If tan `theta = a/b` then the value of `(b sin theta - a cos theta)/(b sin theta + a cos theta)` is

To solve the problem, we start with the given information: 1. We know that \( \tan \theta = \frac{a}{b} \).
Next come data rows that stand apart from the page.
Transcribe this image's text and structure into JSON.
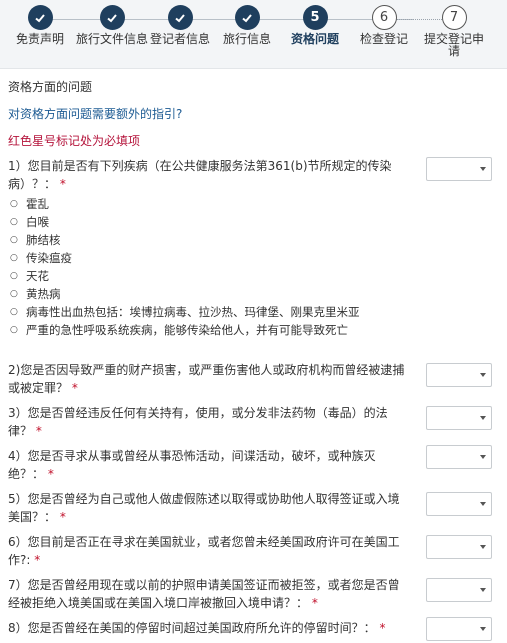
{
  "stepper": {
    "steps": [
      {
        "label": "免责声明",
        "state": "done"
      },
      {
        "label": "旅行文件信息",
        "state": "done"
      },
      {
        "label": "登记者信息",
        "state": "done"
      },
      {
        "label": "旅行信息",
        "state": "done"
      },
      {
        "number": "5",
        "label": "资格问题",
        "state": "current"
      },
      {
        "number": "6",
        "label": "检查登记",
        "state": "todo"
      },
      {
        "number": "7",
        "label": "提交登记申请",
        "state": "todo"
      }
    ]
  },
  "section": {
    "title": "资格方面的问题",
    "guide_link": "对资格方面问题需要额外的指引?",
    "required_note": "红色星号标记处为必填项"
  },
  "questions": [
    {
      "text": "1）您目前是否有下列疾病（在公共健康服务法第361(b)节所规定的传染病）？：",
      "star": "*"
    },
    {
      "text": "2)您是否因导致严重的财产损害，或严重伤害他人或政府机构而曾经被逮捕或被定罪？",
      "star": "*"
    },
    {
      "text": "3）您是否曾经违反任何有关持有，使用，或分发非法药物（毒品）的法律？",
      "star": "*"
    },
    {
      "text": "4）您是否寻求从事或曾经从事恐怖活动，间谍活动，破坏，或种族灭绝？：",
      "star": "*"
    },
    {
      "text": "5）您是否曾经为自己或他人做虚假陈述以取得或协助他人取得签证或入境美国？：",
      "star": "*"
    },
    {
      "text": "6）您目前是否正在寻求在美国就业，或者您曾未经美国政府许可在美国工作?:",
      "star": "*"
    },
    {
      "text": "7）您是否曾经用现在或以前的护照申请美国签证而被拒签，或者您是否曾经被拒绝入境美国或在美国入境口岸被撤回入境申请？：",
      "star": "*"
    },
    {
      "text": "8）您是否曾经在美国的停留时间超过美国政府所允许的停留时间？：",
      "star": "*"
    }
  ],
  "diseases": [
    "霍乱",
    "白喉",
    "肺结核",
    "传染瘟疫",
    "天花",
    "黄热病",
    "病毒性出血热包括：埃博拉病毒、拉沙热、玛律堡、刚果克里米亚",
    "严重的急性呼吸系统疾病，能够传染给他人，并有可能导致死亡"
  ],
  "colors": {
    "nav": "#1f3f5e",
    "link": "#1d5b93",
    "required": "#b5153c",
    "star": "#c0102a"
  }
}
From the definition of tangent, we can express this in terms of sine and cosine: \[ \tan \theta = \frac{\sin \theta}{\cos \theta} \] Thus, we have: \[ \frac{\sin \theta}{\cos \theta} = \frac{a}{b} \] From this, we can express \( \sin \theta \) and \( \cos \theta \): \[ \sin \theta = \frac{a}{\sqrt{a^2 + b^2}} \quad \text{and} \quad \cos \theta = \frac{b}{\sqrt{a^2 + b^2}} \] Now, we need to find the value of: \[ \frac{b \sin \theta - a \cos \theta}{b \sin \theta + a \cos \theta} \] Substituting the expressions for \( \sin \theta \) and \( \cos \theta \): \[ b \sin \theta = b \cdot \frac{a}{\sqrt{a^2 + b^2}} = \frac{ab}{\sqrt{a^2 + b^2}} \] \[ a \cos \theta = a \cdot \frac{b}{\sqrt{a^2 + b^2}} = \frac{ab}{\sqrt{a^2 + b^2}} \] Now, substituting these into our expression: 1. **Numerator**: \[ b \sin \theta - a \cos \theta = \frac{ab}{\sqrt{a^2 + b^2}} - \frac{ab}{\sqrt{a^2 + b^2}} = 0 \] 2. **Denominator**: \[ b \sin \theta + a \cos \theta = \frac{ab}{\sqrt{a^2 + b^2}} + \frac{ab}{\sqrt{a^2 + b^2}} = \frac{2ab}{\sqrt{a^2 + b^2}} \] Now substituting back into our expression: \[ \frac{0}{\frac{2ab}{\sqrt{a^2 + b^2}}} = 0 \] Thus, the final value is: \[ \boxed{0} \]